Given that there are no particular rapids which stand out (everything is low-grade, read-and-run), the 'rapids'/features list below is really more just a 'waypoints' list, mostly of the various tributaries, since there is little else to mark your progress downriver.
A fairly decent-sized tributary enters from river-right, and the Montreal takes a bend to the left.
A series of islands split the river into somewhat braided channels. Do your best to stick with the main flow, but be on the alert for increased chances of deadfall and strainers.
USGS lists a site with drainage of 80.6 square miles at this point.
Spring Creek enters from river-right, and again, the Montreal takes a swing to the left
As mentioned, for a shorter trip, or a low-water trip, it may be advisable to use this as alternate access. You will paddle nearly a mile of the West Fork to the confluence, coming in at mile 4.5 . . . which thus cuts 3.5 miles off the trip total.

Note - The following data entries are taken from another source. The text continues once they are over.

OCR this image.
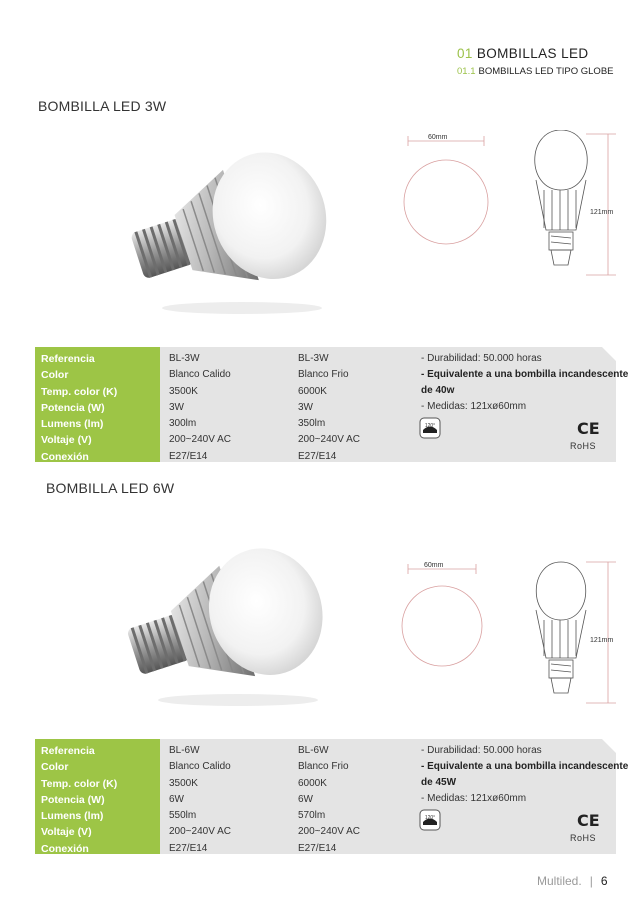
01 BOMBILLAS LED
01.1 BOMBILLAS LED TIPO GLOBE
BOMBILLA LED 3W
60mm
121mm
Referencia
Color
Temp. color (K)
Potencia (W)
Lumens (lm)
Voltaje (V)
Conexión
BL-3W
Blanco Calido
3500K
3W
300lm
200~240V AC
E27/E14
BL-3W
Blanco Frio
6000K
3W
350lm
200~240V AC
E27/E14
- Durabilidad: 50.000 horas
- Equivalente a una bombilla incandescente
de 40w
- Medidas: 121xø60mm
120°	CE
RoHS
BOMBILLA LED 6W
60mm
121mm
Referencia
Color
Temp. color (K)
Potencia (W)
Lumens (lm)
Voltaje (V)
Conexión
BL-6W
Blanco Calido
3500K
6W
550lm
200~240V AC
E27/E14
BL-6W
Blanco Frio
6000K
6W
570lm
200~240V AC
E27/E14
- Durabilidad: 50.000 horas
- Equivalente a una bombilla incandescente
de 45W
- Medidas: 121xø60mm
120°	CE
RoHS
Multiled. | 6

At the 'bottom' of a big "U" turn (South, turning back North), from river-left, the West Fork Montreal enters. (Also virtually at the same location is a minor tributary, Flood Creek.

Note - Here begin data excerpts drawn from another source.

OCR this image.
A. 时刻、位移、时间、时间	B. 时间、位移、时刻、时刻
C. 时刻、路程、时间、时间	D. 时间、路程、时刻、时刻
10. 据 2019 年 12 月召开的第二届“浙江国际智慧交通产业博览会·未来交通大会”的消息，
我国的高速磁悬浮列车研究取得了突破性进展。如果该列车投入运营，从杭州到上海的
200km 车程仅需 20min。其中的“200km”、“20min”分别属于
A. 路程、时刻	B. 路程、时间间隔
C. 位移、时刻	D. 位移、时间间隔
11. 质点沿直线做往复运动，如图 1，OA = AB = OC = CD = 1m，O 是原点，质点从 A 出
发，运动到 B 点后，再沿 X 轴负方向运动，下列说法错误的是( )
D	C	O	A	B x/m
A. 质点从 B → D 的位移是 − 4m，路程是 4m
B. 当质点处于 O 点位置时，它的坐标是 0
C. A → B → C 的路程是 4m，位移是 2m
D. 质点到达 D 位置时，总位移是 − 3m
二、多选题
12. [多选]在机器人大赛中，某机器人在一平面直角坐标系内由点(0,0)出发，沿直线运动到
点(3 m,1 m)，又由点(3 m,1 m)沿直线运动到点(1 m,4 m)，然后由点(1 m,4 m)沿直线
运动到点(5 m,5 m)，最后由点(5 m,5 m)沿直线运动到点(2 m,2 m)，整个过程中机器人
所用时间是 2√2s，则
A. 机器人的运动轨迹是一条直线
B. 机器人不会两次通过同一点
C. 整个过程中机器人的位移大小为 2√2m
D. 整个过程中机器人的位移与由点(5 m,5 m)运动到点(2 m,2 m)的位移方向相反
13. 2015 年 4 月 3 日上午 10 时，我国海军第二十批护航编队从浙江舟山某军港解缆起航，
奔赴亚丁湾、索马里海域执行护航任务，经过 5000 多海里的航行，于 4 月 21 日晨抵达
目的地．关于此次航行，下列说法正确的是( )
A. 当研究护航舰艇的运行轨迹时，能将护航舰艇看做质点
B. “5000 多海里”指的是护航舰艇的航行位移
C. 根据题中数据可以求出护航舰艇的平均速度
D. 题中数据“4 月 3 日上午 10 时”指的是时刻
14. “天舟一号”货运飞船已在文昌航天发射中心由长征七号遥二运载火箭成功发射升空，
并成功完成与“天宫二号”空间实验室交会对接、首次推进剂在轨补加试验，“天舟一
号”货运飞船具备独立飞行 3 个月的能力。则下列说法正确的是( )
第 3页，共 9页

A single-track (trail) is marked on topo maps, and visible on aerial views, coming very close to the river at this point. If it is not posted against trespass and not gated, it may be possible to cut off the remainder of the run to the dam) which is nearly all low gradient and flatwater. (Highly recommended to walk down to river to mark or be able to identify this location as it won't be obvious from the river.)
Boomer Creek enters from river-left.
A HUGE island is encountered. Main flow goes to the left, as Mud Creek enters from river-right (amidst a multitude of low islands). Downstream, the gradient is gone, as the river enters a series of broad sweeping meanders.